Vergiss die bq sw1 die sind nicht silent, das sagt zwar jeder es steht auch überall, aber glaub mir die Teile sind nicht silent.

Lieber die noiseblocker Eloops oder Multiframe, hab selbst viel zu viel mit Lüfter zu tun gehabt. Mit 140er hatte ich noch nie zu tun, aber 180er. Aber mit 120er hab ich am meisten am Hut.
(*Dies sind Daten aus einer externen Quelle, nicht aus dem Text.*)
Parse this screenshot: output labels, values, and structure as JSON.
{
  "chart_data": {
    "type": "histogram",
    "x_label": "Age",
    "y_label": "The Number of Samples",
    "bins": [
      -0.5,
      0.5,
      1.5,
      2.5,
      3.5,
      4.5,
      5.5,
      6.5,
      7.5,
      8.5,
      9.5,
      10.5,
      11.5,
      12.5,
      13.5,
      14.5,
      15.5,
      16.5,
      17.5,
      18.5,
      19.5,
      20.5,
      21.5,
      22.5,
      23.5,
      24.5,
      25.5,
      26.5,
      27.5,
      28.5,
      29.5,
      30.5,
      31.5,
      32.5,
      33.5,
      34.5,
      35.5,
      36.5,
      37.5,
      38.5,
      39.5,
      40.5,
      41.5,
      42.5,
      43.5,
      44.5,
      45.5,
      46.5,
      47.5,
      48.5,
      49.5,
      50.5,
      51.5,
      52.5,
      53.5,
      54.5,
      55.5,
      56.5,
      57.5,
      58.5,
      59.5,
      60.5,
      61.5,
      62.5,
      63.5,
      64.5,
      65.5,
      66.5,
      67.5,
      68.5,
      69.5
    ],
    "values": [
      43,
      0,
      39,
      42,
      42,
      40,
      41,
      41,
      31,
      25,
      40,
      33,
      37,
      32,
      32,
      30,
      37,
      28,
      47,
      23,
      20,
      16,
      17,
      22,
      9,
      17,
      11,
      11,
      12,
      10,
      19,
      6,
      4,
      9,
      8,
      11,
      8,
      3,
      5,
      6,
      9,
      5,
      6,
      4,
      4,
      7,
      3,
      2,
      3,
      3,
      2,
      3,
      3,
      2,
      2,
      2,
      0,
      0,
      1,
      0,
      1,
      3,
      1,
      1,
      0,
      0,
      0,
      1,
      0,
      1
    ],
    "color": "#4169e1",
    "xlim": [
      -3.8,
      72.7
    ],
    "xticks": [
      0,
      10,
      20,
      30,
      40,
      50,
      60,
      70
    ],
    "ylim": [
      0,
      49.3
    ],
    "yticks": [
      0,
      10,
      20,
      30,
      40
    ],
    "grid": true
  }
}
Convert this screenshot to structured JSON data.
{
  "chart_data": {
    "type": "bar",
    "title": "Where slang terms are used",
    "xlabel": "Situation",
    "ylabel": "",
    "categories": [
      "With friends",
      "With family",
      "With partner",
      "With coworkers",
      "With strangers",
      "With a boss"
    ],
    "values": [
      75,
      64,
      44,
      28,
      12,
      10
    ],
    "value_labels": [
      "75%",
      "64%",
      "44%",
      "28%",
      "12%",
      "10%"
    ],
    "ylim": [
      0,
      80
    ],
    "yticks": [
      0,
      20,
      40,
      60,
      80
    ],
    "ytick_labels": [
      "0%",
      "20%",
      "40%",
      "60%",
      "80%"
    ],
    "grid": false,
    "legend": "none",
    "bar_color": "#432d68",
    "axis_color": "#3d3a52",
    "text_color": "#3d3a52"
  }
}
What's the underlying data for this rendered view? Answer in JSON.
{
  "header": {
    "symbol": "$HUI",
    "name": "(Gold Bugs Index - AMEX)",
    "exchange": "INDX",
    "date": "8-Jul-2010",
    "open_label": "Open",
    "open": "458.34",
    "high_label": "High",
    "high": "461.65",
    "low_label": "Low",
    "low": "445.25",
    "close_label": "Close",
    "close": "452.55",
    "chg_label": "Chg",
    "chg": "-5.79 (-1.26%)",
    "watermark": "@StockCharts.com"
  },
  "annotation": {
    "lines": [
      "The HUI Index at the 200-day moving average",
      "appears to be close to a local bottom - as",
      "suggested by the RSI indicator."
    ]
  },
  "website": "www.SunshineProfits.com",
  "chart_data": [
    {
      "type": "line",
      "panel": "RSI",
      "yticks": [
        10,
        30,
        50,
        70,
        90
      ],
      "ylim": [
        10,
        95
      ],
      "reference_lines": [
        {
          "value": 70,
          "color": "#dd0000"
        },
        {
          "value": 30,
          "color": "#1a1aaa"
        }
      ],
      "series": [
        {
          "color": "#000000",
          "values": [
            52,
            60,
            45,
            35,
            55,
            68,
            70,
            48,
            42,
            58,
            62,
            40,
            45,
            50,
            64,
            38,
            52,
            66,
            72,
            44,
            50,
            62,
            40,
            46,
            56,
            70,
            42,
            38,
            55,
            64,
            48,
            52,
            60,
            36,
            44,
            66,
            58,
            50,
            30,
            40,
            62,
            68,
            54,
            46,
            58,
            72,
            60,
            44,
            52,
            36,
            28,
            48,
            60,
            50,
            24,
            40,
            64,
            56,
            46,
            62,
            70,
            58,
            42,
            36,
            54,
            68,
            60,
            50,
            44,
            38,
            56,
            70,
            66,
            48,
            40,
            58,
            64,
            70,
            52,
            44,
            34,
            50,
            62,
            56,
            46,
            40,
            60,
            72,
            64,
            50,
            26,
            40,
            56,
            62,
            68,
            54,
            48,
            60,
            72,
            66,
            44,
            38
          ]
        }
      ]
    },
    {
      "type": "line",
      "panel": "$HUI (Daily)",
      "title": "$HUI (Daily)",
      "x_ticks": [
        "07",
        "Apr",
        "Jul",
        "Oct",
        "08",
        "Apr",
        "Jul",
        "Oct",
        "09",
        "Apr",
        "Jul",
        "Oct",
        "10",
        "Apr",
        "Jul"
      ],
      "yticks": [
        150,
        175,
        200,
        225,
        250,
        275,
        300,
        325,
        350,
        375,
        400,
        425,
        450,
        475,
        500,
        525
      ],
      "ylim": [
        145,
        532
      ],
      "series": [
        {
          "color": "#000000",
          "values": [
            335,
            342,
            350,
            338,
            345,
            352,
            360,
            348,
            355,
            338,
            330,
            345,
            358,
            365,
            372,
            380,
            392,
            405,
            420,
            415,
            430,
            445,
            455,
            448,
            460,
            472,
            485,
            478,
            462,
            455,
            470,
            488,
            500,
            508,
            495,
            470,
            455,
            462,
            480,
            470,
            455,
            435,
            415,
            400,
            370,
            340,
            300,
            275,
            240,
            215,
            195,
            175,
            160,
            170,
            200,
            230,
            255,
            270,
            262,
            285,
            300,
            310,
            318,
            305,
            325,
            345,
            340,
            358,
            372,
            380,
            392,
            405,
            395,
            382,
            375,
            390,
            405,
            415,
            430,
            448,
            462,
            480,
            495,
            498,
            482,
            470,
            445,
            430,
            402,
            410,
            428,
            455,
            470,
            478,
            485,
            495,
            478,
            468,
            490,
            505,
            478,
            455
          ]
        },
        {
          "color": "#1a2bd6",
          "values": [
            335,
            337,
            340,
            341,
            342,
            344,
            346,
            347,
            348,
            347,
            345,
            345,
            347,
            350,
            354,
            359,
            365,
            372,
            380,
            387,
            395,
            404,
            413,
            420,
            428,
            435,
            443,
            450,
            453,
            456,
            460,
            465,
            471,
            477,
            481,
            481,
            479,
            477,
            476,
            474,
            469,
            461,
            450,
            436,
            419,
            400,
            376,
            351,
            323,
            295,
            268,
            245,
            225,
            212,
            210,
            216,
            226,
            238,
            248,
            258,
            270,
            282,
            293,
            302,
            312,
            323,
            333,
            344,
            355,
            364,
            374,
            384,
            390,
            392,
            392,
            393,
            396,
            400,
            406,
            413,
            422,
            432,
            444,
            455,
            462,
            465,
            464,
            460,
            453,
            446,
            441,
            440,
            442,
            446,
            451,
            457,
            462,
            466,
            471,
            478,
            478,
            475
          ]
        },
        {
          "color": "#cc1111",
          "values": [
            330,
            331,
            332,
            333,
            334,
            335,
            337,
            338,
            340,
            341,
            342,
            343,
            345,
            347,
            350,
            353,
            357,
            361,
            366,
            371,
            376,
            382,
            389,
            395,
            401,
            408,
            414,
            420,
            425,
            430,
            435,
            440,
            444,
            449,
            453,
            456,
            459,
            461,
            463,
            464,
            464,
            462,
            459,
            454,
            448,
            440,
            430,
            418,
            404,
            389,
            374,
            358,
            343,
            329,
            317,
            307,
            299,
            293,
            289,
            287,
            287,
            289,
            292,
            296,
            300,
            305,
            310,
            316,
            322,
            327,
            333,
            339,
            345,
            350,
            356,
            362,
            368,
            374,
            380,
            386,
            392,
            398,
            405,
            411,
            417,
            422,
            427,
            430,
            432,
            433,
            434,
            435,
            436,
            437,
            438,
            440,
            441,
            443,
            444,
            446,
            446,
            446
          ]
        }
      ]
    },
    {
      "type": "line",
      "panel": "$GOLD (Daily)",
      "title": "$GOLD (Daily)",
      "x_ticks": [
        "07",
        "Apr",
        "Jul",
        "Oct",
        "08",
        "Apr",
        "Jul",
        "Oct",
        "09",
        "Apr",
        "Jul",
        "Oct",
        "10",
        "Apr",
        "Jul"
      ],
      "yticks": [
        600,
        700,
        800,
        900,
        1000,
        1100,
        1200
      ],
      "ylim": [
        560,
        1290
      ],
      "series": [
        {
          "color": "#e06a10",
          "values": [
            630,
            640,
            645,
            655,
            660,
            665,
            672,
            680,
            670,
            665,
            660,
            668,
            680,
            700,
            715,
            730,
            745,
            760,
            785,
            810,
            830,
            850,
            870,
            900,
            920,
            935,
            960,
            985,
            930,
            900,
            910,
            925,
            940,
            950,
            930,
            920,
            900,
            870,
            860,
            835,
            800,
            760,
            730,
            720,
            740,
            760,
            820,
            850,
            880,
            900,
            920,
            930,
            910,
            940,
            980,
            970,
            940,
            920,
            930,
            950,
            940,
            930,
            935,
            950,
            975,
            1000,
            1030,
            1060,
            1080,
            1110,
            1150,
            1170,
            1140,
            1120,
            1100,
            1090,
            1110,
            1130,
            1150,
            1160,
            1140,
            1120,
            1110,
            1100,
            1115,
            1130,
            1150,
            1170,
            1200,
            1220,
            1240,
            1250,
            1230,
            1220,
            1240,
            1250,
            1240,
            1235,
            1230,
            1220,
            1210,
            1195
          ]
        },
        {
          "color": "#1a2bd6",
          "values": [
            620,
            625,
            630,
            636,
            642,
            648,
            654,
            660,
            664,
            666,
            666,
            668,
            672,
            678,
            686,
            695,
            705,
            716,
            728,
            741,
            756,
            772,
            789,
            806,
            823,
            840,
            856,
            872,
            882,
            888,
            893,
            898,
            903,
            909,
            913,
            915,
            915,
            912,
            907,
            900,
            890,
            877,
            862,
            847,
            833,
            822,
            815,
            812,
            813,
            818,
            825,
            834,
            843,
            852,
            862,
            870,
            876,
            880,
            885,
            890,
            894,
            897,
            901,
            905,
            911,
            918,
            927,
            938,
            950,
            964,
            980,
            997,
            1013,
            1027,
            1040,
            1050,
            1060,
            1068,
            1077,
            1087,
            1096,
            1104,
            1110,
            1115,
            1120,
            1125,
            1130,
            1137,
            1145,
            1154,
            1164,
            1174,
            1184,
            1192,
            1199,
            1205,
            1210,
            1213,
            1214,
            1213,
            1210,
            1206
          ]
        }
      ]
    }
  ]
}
Nutze selbst die noiseblocker b12-1 die b12-2 sollen auch noch silent sein.
wenn du wirklich silent willst dann nimm die b12-1.


----------



## Coldhardt (3. Juli 2013)

KonterSchock schrieb:


> Vergiss die bq sw1 die sind nicht silent, das sagt zwar jeder es steht auch überall, aber glaub mir die Teile sind nicht silent.
> 
> Lieber die noiseblocker Eloops oder Multiframe, hab selbst viel zu viel mit Lüfter zu tun gehabt. Mit 140er hatte ich noch nie zu tun, aber 180er. Aber mit 120er hab ich am meisten am Hut.
> 
> ...



Von den SW1 weiß ich nichts, aber die SW2 sind gedrosselt wirklich sehr leise


----------



## Dr Bakterius (3. Juli 2013)

*AW: Wirklich leise Gehäuselüfter*

Ich empfehle da die Nanoxia FX Evo, habe selber den 1000er ( 140 ) und die 1300er ( 120 ) drin


----------



## KonterSchock (3. Juli 2013)

*AW: Wirklich leise Gehäuselüfter*

Sw2 sind auch sau laut ungetrosselt, hatte ich auch.


----------



## Coldhardt (3. Juli 2013)

Ich hab die SW2 PWM selber und lass sie vom Mobo regeln. Auf 100% erzeugen sie ein wahrnehmbares Rauschen, aber gedrosselt auf 50-70%  sind sie nicht zu hören.


----------



## KonterSchock (3. Juli 2013)

*AW: Wirklich leise Gehäuselüfter*

@coldhardt
du meinst diese hier

richtig?

davon hatte ich 3stück und die waren die Katastrophe, in dem sinne laut!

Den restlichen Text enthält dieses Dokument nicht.